Maddaloni/Casapesenna. Doveva salire sul banco degli imputati ma un malanno gli ha impedito di poter parlare. Non si è presentato ieri in aula don Michele Barone, il sacerdote accusato di abusi durante gli esorcismi. L’udienza nella quale il religioso di Casapsenna dovrà essere esaminato è così slittata di una settimana.

Nell’ultimo appuntamento era stato ascoltato per quasi cinque ore Luigi Schettino, il poliziotto coinvolto per aver provato – secondo l’accusa – la sorella a ritirare la denuncia nei confronti del sacerdote.

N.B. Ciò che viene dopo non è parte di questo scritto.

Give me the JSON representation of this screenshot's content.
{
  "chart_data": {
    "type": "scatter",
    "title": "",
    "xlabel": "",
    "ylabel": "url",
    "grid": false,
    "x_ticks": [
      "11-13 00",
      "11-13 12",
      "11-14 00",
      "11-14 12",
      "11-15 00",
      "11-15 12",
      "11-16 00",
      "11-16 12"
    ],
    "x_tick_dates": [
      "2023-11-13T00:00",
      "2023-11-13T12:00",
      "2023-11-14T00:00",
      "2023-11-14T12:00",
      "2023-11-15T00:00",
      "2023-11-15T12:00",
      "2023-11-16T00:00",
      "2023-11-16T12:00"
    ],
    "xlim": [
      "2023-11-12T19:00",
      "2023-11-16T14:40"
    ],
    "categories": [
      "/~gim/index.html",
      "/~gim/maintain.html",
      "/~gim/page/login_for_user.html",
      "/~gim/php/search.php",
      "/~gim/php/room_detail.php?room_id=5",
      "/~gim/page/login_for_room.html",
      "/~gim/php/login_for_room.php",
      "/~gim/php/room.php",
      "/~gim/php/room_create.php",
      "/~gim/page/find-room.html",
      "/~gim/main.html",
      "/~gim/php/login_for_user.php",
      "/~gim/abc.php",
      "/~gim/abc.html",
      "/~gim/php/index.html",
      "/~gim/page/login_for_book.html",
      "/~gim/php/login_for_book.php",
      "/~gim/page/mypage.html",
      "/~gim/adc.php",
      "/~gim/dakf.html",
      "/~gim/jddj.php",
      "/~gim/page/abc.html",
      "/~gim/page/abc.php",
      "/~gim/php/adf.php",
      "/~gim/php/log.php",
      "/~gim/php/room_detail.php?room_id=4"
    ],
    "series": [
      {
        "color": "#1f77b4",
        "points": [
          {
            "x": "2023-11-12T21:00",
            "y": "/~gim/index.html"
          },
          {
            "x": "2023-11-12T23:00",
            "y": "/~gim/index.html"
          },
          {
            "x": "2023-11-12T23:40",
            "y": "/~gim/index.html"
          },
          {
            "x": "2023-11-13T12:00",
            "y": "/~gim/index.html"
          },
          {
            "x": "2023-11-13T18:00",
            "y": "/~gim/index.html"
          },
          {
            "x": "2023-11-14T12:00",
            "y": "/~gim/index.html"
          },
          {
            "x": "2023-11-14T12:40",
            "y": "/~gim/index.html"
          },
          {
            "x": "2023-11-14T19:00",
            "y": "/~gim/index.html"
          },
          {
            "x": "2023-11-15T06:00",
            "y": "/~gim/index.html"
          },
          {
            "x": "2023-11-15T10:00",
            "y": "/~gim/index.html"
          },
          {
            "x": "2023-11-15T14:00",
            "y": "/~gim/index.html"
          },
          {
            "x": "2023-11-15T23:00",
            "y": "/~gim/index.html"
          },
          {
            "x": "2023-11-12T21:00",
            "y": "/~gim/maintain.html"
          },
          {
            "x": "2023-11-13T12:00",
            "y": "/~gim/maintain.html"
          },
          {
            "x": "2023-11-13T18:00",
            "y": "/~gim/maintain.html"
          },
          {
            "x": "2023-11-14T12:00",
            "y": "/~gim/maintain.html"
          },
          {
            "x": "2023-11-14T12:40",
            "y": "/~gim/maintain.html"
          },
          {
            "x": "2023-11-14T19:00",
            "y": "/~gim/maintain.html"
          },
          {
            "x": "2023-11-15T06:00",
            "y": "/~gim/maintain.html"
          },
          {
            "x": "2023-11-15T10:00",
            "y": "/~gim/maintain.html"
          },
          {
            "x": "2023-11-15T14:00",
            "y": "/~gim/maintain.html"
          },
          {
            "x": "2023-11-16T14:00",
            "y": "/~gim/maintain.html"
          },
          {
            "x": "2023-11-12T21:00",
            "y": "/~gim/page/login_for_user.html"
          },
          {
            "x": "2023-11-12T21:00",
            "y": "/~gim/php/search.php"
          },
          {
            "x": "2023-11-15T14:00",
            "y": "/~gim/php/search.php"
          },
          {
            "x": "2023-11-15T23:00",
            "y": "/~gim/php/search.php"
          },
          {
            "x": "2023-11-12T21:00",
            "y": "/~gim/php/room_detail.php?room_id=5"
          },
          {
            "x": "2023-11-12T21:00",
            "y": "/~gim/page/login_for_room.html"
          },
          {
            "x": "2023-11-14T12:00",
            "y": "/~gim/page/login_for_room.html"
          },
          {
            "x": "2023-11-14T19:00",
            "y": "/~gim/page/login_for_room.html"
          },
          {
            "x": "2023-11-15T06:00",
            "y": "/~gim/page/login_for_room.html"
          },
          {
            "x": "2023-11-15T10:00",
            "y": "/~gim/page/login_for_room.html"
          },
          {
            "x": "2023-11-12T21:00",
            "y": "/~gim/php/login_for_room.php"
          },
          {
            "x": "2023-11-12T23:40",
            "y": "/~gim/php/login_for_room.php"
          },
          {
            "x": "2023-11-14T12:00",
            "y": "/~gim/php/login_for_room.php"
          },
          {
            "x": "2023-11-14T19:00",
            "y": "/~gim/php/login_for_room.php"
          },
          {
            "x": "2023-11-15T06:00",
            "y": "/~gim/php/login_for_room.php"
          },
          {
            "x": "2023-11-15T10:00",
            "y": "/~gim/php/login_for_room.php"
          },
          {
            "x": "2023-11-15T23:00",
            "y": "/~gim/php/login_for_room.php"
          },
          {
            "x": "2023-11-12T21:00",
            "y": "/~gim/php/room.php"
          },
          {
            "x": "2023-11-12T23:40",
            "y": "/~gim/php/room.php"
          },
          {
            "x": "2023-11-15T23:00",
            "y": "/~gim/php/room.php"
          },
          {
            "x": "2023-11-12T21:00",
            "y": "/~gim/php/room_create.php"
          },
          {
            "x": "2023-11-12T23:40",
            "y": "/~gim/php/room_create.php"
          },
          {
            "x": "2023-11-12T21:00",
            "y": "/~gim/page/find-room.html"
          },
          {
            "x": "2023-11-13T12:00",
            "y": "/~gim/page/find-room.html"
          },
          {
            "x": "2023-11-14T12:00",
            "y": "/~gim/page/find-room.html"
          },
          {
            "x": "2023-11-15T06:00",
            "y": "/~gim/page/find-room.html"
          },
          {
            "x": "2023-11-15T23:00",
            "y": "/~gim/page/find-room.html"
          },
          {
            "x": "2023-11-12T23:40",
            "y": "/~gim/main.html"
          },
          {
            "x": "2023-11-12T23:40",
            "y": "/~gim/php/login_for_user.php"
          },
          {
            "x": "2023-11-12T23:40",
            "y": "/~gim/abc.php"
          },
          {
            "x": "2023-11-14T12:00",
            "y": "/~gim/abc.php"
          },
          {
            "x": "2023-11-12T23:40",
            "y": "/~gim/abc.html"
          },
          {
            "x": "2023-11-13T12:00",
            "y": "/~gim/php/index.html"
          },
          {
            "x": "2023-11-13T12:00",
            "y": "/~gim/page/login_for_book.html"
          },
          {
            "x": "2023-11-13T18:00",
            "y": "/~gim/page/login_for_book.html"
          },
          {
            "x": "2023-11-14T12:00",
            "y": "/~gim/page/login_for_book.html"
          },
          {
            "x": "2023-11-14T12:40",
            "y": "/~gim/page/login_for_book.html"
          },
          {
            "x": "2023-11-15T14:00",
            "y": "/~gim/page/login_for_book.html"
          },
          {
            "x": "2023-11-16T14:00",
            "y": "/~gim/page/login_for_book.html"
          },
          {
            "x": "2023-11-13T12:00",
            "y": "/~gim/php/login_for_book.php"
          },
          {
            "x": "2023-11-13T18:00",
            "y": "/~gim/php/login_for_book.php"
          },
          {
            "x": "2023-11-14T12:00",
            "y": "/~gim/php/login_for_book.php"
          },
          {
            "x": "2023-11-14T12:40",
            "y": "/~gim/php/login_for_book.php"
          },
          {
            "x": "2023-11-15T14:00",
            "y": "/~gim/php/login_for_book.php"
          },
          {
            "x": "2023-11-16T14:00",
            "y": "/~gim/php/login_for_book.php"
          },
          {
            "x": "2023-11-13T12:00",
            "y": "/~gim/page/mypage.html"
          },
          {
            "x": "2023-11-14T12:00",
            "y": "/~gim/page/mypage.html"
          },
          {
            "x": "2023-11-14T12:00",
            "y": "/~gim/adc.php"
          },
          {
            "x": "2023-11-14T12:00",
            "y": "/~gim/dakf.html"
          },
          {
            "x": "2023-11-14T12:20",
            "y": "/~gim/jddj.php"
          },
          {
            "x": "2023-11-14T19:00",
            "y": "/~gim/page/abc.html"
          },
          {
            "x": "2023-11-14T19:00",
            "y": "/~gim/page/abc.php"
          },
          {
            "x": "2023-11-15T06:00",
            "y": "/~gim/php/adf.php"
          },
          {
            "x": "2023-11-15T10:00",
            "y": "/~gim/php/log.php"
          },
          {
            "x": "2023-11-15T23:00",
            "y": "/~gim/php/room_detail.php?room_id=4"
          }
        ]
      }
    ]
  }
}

Schettino, esaminato dai pm Daniela Pannone e Alessandro Di Vico, e dall’avvocato Carlo De Stavolta, aveva spiegato che don Michele era un suo informatore soffermandosi poi su un esorcismo avvenuto nel castello di Maddaloni alla presenza della vittima degli abusi che secondo Barone era indemoniata.

Stando al racconto del poliziotto in quella circostanza la giovane, in stato di trance, avrebbe riferito che le ossa trovate durante le ricerche del bambino scomparso da Marcianise, non erano di un cane ma proprio del piccolo. Di quell’esorcismo ci sarebbe anche un video, cosa già anticipato al pubblico ministero, quando la polizia fece rapporto sulla vicenda in Procura.